2. Reflection A transformation that acts like a flip.
A reflection in a line is a function that maps a point to its image such that:
If the point is on the line, then the image and preimage are the same point.
If the point is not on the line, the line is the perpendicular bisector of the segment joining the 2 points.

3. Line of Reflection The line that a reflection is flipped over.
When reflecting in a line, find an image that is equidistant from the line, as the preimage.
Reflection in x-axis— maps
Reflection in y-axis— maps
Reflection in y=x—maps

4. Translation A transformation that acts like a slide.
Translations are mapped by vectors.

5. Rotation A transformation that acts like a turn about a fixed point.
If the point is the center of rotation, then the image and preimage are the same point.
If the point is not the center of rotation, then the image and preimage are the same distance from the center of rotation and the angle of rotation formed by the preimage, center of rotation, and image points is x.

6. Clockwise Rotations

7. Compostions of Transformations
When 2 or more transformations are applied to a geometric figure.

8. Glide Reflection
A translation followed by a reflection.

9. Theorem 9.1 Compostion of Isometries
The composition of 2 or more isometries is an isometry.

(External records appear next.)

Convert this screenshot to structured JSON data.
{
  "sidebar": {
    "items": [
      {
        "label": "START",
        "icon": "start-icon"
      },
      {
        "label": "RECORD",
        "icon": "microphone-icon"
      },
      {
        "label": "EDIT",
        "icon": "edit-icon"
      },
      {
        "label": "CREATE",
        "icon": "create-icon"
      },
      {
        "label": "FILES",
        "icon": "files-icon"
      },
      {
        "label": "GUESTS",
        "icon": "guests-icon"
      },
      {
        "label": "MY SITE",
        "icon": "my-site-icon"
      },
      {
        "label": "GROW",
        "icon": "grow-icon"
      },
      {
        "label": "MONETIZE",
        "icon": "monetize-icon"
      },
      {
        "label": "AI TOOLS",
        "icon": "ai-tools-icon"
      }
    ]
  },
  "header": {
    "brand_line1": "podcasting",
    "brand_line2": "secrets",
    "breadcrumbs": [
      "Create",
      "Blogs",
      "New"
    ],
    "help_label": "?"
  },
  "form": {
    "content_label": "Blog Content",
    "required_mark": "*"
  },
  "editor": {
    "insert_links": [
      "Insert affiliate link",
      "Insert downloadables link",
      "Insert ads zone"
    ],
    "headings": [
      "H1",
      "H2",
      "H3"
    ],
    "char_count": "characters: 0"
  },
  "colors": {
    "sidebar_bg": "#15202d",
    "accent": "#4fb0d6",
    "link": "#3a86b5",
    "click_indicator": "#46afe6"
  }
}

10. Theorem 9.2 Reflections in Parallel Lines
A composition of two reflections in parallel lines can be described by a translation vector that is
perpendicular to the two lines, and
twice the distance between the two lines
A reflection in parallel lines is a translation.

11. Theorem 9.3 Reflections in intersecting lines
The composition of two reflections in intersecting lines can be described by a rotation.
about the point of intersection.
through an angle that is twice the measure of the acute or right angel formed by the lines.
A reflection in intersecting lines is a rotation.

12. Symmetry
When a figure can be mapped onto itself by a reflection, rotation, translation or other rigid transformation.

13. Linear Symmetry (Reflection Symmetry)
A line in a figure where it can be mapped onto itself by a reflection in the line.

14. Rotational Symmetry
When a figure can be mapped onto itself by a rotation between 0 and 360 degrees.
Order of symmetry--# of times a figure can be mapped onto itself.
Magnitude of symmetry—the smallest angle measure that a figure can be rotated onto itself.
Magnitude = 360 divided by order.

15. Plane Symmetry
When a three-dimensional figure can be mapped onto itself by a reflection in a plane.

16. Axis Symmetry
When a three-dimensional figure can be mapped onto itself by a rotation between 0 and 360 degrees in a line.

17. Dilations
A transformation that enlarges or reduces the original figure proportionally.

18. Center of Dilation
The fixed point that dilations are performed with respect to.

19. Scale factor of Dilation
The ratio of a length on the image to a corresponding length on the preimage.

20. Enlargement A dilation with a scale factor greater than 1.
(an image is larger than the preimage.)

21. Reduction A dilation with a scale factor between 0 & 1.
(an image is smaller than the preimage.)